En Wood Fields, el 2 de abril de 1808. Hampshire.

Llevo más de una semana sin sentarme frente a mi escritorio y no ha sido precisamente por exceso de trabajo.
Más bien todo lo contrario.
Durante todo estos días no he tenido otra ocupación que la de no hacer nada, sólo pasear y aprovechar la ausencia de Vicenzo, que ha ido a visitar a su familia, para aprovisionarme de comida en una granja cercana y celebrar su ausencia a base de abusos.
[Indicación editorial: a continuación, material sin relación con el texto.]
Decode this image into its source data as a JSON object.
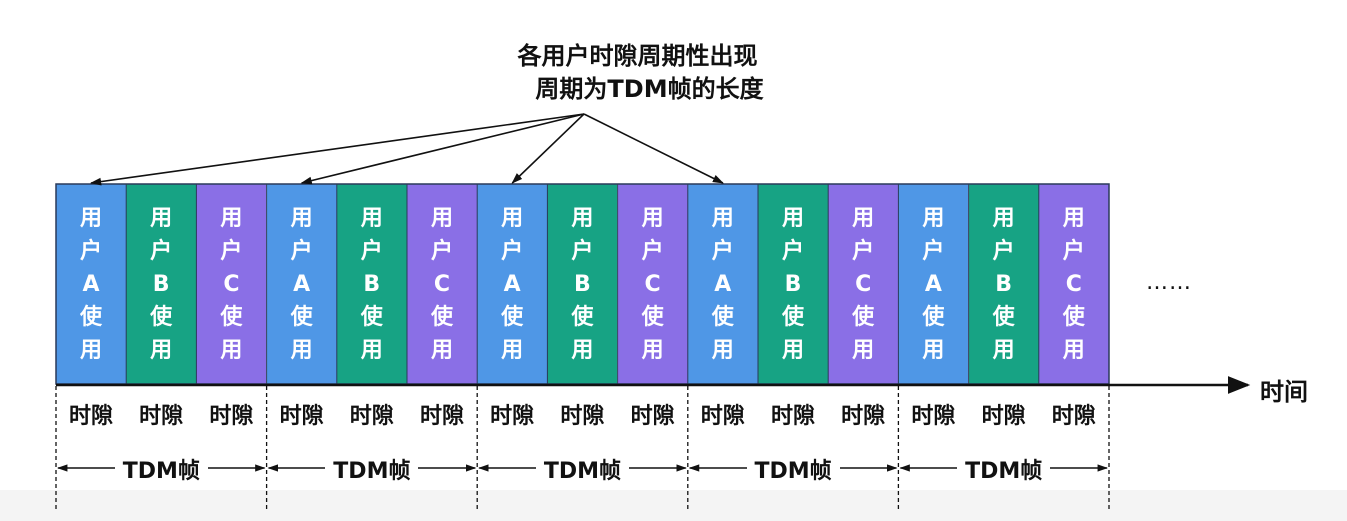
{
  "title": {
    "line1": "各用户时隙周期性出现",
    "line2": "周期为TDM帧的长度"
  },
  "users": [
    {
      "label": [
        "用",
        "户",
        "A",
        "使",
        "用"
      ],
      "color": "#4f97e6"
    },
    {
      "label": [
        "用",
        "户",
        "B",
        "使",
        "用"
      ],
      "color": "#17a384"
    },
    {
      "label": [
        "用",
        "户",
        "C",
        "使",
        "用"
      ],
      "color": "#8a6fe6"
    }
  ],
  "frame_count": 5,
  "slot_label": "时隙",
  "frame_label": "TDM帧",
  "ellipsis": "……",
  "time_axis_label": "时间",
  "colors": {
    "border": "#2a3a5a",
    "arrow": "#111111"
  }
}
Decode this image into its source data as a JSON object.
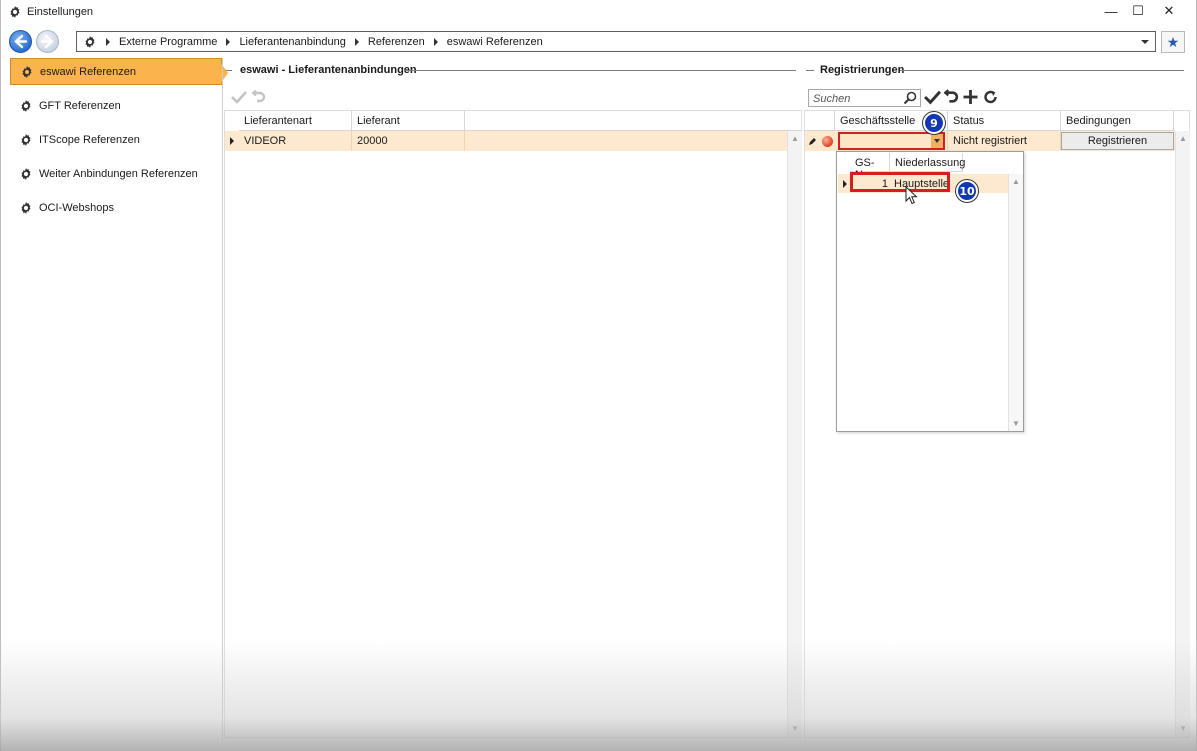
{
  "window": {
    "title": "Einstellungen",
    "controls": {
      "minimize": "—",
      "maximize": "☐",
      "close": "✕"
    }
  },
  "address": {
    "crumbs": [
      "Externe Programme",
      "Lieferantenanbindung",
      "Referenzen",
      "eswawi Referenzen"
    ],
    "favorite_icon": "star-icon"
  },
  "sidebar": {
    "items": [
      {
        "label": "eswawi Referenzen",
        "active": true
      },
      {
        "label": "GFT Referenzen",
        "active": false
      },
      {
        "label": "ITScope Referenzen",
        "active": false
      },
      {
        "label": "Weiter Anbindungen Referenzen",
        "active": false
      },
      {
        "label": "OCI-Webshops",
        "active": false
      }
    ]
  },
  "left_panel": {
    "title": "eswawi - Lieferantenanbindungen",
    "columns": [
      "Lieferantenart",
      "Lieferant"
    ],
    "rows": [
      {
        "lieferantenart": "VIDEOR",
        "lieferant": "20000"
      }
    ]
  },
  "right_panel": {
    "title": "Registrierungen",
    "search_placeholder": "Suchen",
    "columns": [
      "Geschäftsstelle",
      "Status",
      "Bedingungen"
    ],
    "row": {
      "status": "Nicht registriert",
      "action_label": "Registrieren"
    },
    "dropdown": {
      "columns": [
        "GS-Nr.",
        "Niederlassung"
      ],
      "rows": [
        {
          "gs_nr": "1",
          "niederlassung": "Hauptstelle"
        }
      ]
    }
  },
  "annotations": {
    "step_9": "9",
    "step_10": "10"
  },
  "colors": {
    "accent_orange": "#fbb34e",
    "row_highlight": "#fde9cf",
    "annotation_red": "#d31f1f",
    "badge_blue": "#1437b5"
  }
}
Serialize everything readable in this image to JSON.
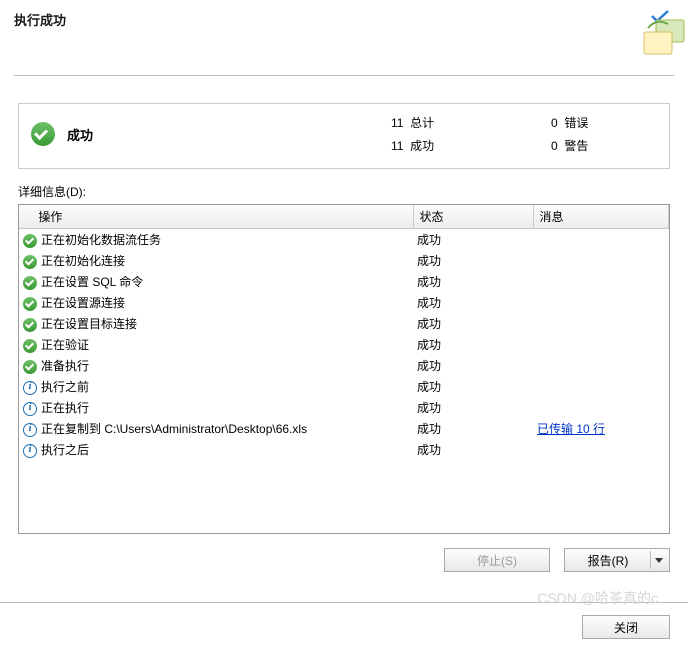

Es por ello que después de haber notado que no necesitaba los ojales extras de mi calzón, o que tras jugar el partido de criquet de los domingos con algunos de los oficiales fondeados en Portsmouth mis rodillas no protestaban durante días, he vuelto a notar mi peso, y de nuevo me cuesta subir a lomos de mi caballo (la equitación nunca fue uno de mis fuertes), el cual se dedica a dar cabriolas y girar sobre su hocico mientras clamo a los dioses y trato de no acabar en el barro.

Tampoco he recibido cartas ni noticias de absolutamente nadie, y mucho menos visitas, lo cual no deja de resultar un poco triste, y muchas veces me siento ridículo al creer oír unos cascos en el horizonte para que resulte que finalmente sólo se trate de un pueblerino que pasa a trote lento y que me saluda con un leve ascenso de barbilla.

Sin embargo, y es curioso, en mis sueños no estoy tan solo.
Durante días me despierto a media noche, extrañado de ver poblada mi cita con Morfeo con rostros de mi pasado que ya creía sumidos en el olvido y que vuelven a aparecer para hacerme recuperar sensaciones perdidas que duran lo que dura un sueño, efímeros destellos por tanto de recuerdos que se borran conforme la luz se adentra a través de las ventanas.
He llegado incluso a tomar una hoja de papel y escribir a esas personas para ver qué tal les va, saber de sus idas y venidas, por compartir experiencias del presente tras haberlas vivido hace años.
Sin embargo, después de haber escrito varias líneas, uno se da cuenta de que es mejor no darle vueltas al pasado y dejar las cosas tal como están, por mucho que el señor de los sueños se empeñe en lo contrario, por lo que la carta termina devorada por las llamas de la chimenea.

Lo mejor será esperar que lleguen por fin mis nuevas órdenes que me lleven de nuevo al mar, para poder pensar así en cuál es la mejor maniobra o dónde se encuentra el enemigo, cuestiones relativamente más sencillas que la de profundizar en el abismo de la mente y sus consecuencias.